Adiante que já me estou a dispersar.
Estava eu a dizer que o pior cego é aquele que não quer ver. O meu filho vai fazer três anos. Mas para mim continua a ser bebé. No outro dia dei comigo a analisar-lhe as feições, que de bebés já têm muito pouco, que são cada vez mais de rapazinho a crescer, e penso: “Meu Deus, para onde foi o meu bebé? Este rapaz está enorme! Ainda ontem nasceu!” Suponho que para as mães os filhos são sempre bebés e nesse aspecto não sou diferente. Mas reconheço que o meu bebé está com quase três anos, que cresceu, que é ferozmente independente e que só quer mimos quando ele próprio pede – caso contrário, levamos um safanão. Continua a ser o meu bebé, mas já diz tudo e tem muita vivacidade.
No outro dia estava a falar com uma amiga sobre uma rapariga que existe em comum na nossa vida e a quem amamos muito. Ela via-a ainda como adolescente. Mas com a idade dela, dificilmente se pode falar em adolescente. Já ultrapassou a barreira dos 20 (embora não há muito, é certo), tem direito a voto e carta de condução. Talvez por eu ter menos convívio com a rapariga em questão, vejo-a com outros olhos. Amo-a muito – e isso é independente de partilharmos parte do ADN – mas reconheço que ela se transformou numa pessoa que eu não reconheço. É manipuladora, preguiçosa, egocêntrica. E a manipuladora deixa-se manipular com facilidade pelo fofo do namorado que, sendo um rapaz da idade dela, não só não faz nenhum, como não o quer fazer. Não é tão mais giro sair à noite, comer e beber às custas da namorada, com o conhecimento e a benção dos paizinhos da dita?
Talvez seja por ser de outras épocas. Separa-me quase uma década desta moça mas se fosse um milénio, as diferenças não seriam tão sentidas. Esta rapariga já teve um episódio com gravidade relativa de anorexia, mas os pais preferem acreditar que foi um episódio esporádico e que a criancinha está bem e recomenda-se. Atiram areia para os olhos dos outros – ou pelo menos tentam – e acreditam que os outros se deixam enganar.
São capazes de detectar uma mancha comportamental nos filhos dos outros a 150 m de distância; mas não vêem o que têm em casa. E quando vem alguém de fora, e chama a atenção, mesmo que seja com um comentário aparentemente inócuo, preferem virar-se contra essa pessoa e atirar pedras.

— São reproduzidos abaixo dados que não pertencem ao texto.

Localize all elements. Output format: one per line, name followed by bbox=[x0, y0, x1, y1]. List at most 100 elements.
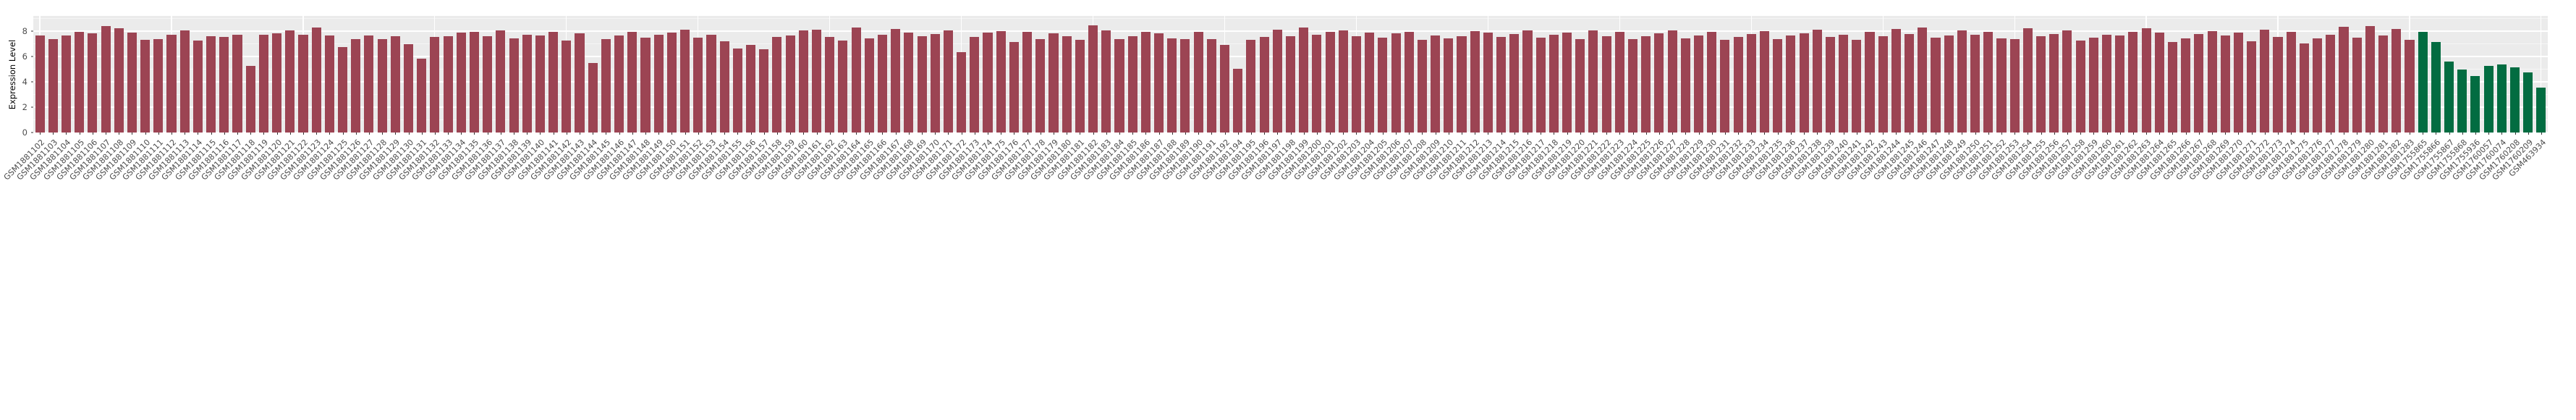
bar[interactable] bbox=[614, 35, 624, 133]
bar[interactable] bbox=[1878, 36, 1888, 133]
bar[interactable] bbox=[1891, 28, 1901, 133]
bar[interactable] bbox=[2022, 28, 2033, 133]
bar[interactable] bbox=[2483, 65, 2494, 133]
bar[interactable] bbox=[48, 38, 58, 133]
bar[interactable] bbox=[1259, 36, 1269, 133]
bar[interactable] bbox=[2088, 37, 2098, 133]
bar[interactable] bbox=[1206, 39, 1216, 133]
bar[interactable] bbox=[1101, 30, 1111, 133]
bar[interactable] bbox=[1391, 33, 1401, 133]
bar[interactable] bbox=[1404, 32, 1414, 133]
bar[interactable] bbox=[1957, 30, 1967, 133]
bar[interactable] bbox=[1548, 35, 1559, 133]
bar[interactable] bbox=[811, 30, 822, 133]
bar[interactable] bbox=[891, 29, 901, 133]
bar[interactable] bbox=[2101, 35, 2112, 133]
bar[interactable] bbox=[1918, 27, 1928, 133]
bar[interactable] bbox=[166, 34, 177, 133]
bar[interactable] bbox=[2339, 27, 2349, 133]
bar[interactable] bbox=[272, 33, 282, 133]
bar[interactable] bbox=[627, 31, 637, 133]
bar[interactable] bbox=[1233, 69, 1243, 133]
bar[interactable] bbox=[1825, 37, 1835, 133]
bar[interactable] bbox=[877, 35, 888, 133]
bar[interactable] bbox=[2431, 42, 2441, 133]
bar[interactable] bbox=[904, 33, 914, 133]
bar[interactable] bbox=[2075, 41, 2085, 133]
bar[interactable] bbox=[1733, 36, 1743, 133]
bar[interactable] bbox=[1114, 38, 1124, 133]
bar[interactable] bbox=[2009, 39, 2020, 133]
bar[interactable] bbox=[1641, 36, 1651, 133]
bar[interactable] bbox=[483, 35, 493, 133]
bar[interactable] bbox=[522, 34, 532, 133]
bar[interactable] bbox=[2062, 30, 2072, 133]
bar[interactable] bbox=[245, 65, 255, 133]
bar[interactable] bbox=[864, 38, 874, 133]
bar[interactable] bbox=[1496, 36, 1507, 133]
bar[interactable] bbox=[2418, 32, 2428, 133]
bar[interactable] bbox=[1996, 38, 2007, 133]
bar[interactable] bbox=[2405, 40, 2415, 133]
bar[interactable] bbox=[390, 35, 400, 133]
bar[interactable] bbox=[1180, 38, 1190, 133]
bar[interactable] bbox=[298, 35, 308, 133]
bar[interactable] bbox=[588, 62, 598, 133]
bar[interactable] bbox=[1667, 30, 1677, 133]
bar[interactable] bbox=[1470, 31, 1480, 133]
bar[interactable] bbox=[1852, 40, 1862, 133]
bar[interactable] bbox=[825, 37, 835, 133]
bar[interactable] bbox=[1088, 25, 1098, 133]
bar[interactable] bbox=[2523, 72, 2533, 133]
bar[interactable] bbox=[1931, 38, 1941, 133]
bar[interactable] bbox=[338, 47, 348, 133]
bar[interactable] bbox=[351, 38, 361, 133]
bar[interactable] bbox=[1693, 35, 1704, 133]
bar[interactable] bbox=[88, 33, 98, 133]
bar[interactable] bbox=[2128, 31, 2138, 133]
bar[interactable] bbox=[417, 58, 427, 133]
bar[interactable] bbox=[1378, 38, 1388, 133]
bar[interactable] bbox=[219, 37, 229, 133]
bar[interactable] bbox=[2035, 36, 2046, 133]
bar[interactable] bbox=[496, 30, 506, 133]
bar[interactable] bbox=[1062, 36, 1072, 133]
bar[interactable] bbox=[1839, 34, 1849, 133]
bar[interactable] bbox=[693, 38, 703, 133]
bar[interactable] bbox=[1365, 32, 1375, 133]
bar[interactable] bbox=[2260, 29, 2270, 133]
bar[interactable] bbox=[1325, 32, 1335, 133]
bar[interactable] bbox=[232, 34, 242, 133]
bar[interactable] bbox=[2194, 33, 2204, 133]
bar[interactable] bbox=[1707, 32, 1717, 133]
bar[interactable] bbox=[469, 31, 480, 133]
bar[interactable] bbox=[996, 30, 1006, 133]
bar[interactable] bbox=[2167, 42, 2178, 133]
bar[interactable] bbox=[1720, 40, 1730, 133]
bar[interactable] bbox=[1312, 35, 1322, 133]
bar[interactable] bbox=[746, 45, 756, 133]
bar[interactable] bbox=[430, 37, 440, 133]
bar[interactable] bbox=[1983, 31, 1994, 133]
bar[interactable] bbox=[1140, 31, 1151, 133]
bar[interactable] bbox=[377, 38, 387, 133]
bar[interactable] bbox=[2299, 43, 2309, 133]
bar[interactable] bbox=[127, 33, 137, 133]
bar[interactable] bbox=[838, 41, 848, 133]
bar[interactable] bbox=[706, 34, 716, 133]
bar[interactable] bbox=[535, 35, 545, 133]
bar[interactable] bbox=[1431, 35, 1441, 133]
bar[interactable] bbox=[2154, 32, 2164, 133]
bar[interactable] bbox=[1522, 30, 1533, 133]
bar[interactable] bbox=[2365, 25, 2375, 133]
bar[interactable] bbox=[548, 32, 559, 133]
bar[interactable] bbox=[1246, 39, 1256, 133]
bar[interactable] bbox=[153, 38, 164, 133]
bar[interactable] bbox=[140, 39, 151, 133]
bar[interactable] bbox=[2207, 30, 2217, 133]
bar[interactable] bbox=[75, 31, 85, 133]
bar[interactable] bbox=[364, 35, 374, 133]
bar[interactable] bbox=[456, 33, 466, 133]
bar[interactable] bbox=[35, 35, 45, 133]
bar[interactable] bbox=[324, 35, 334, 133]
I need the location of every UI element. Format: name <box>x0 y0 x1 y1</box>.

São cegos? Não têm discernimento? Será possível que achem que os outros são cegos ou que se ignorarem o problema ele desaparece? Porque, meus amigos, o problema não é só as drogas ou o álcool; as más companhias e o excesso de liberdade também prejudicam. Quando nos untam as mãos com massas suplementares quando estalamos os dedos, é normal que não se queira fazer nada da vida.
Eu nunca gostei de me sentir um peso para ninguém; estudei e trabalhei ao mesmo tempo e dessa forma tirei uma licenciatura e uma pós-graduação. Porque me ensinaram, de pequena, o valor do trabalho.
Mas aquela rapariga, e outras como ela, parece que só têm em vista aquilo a que Freud chamava o Princípio do Prazer. O amanhã não existe, e cultura geral é um palavrão que não lhes assiste. Giro é pinocar com o namorado, extorquir dinheiro à mãe e passear com o carro do pai, que tão atenciosamente ele atestou primeiro.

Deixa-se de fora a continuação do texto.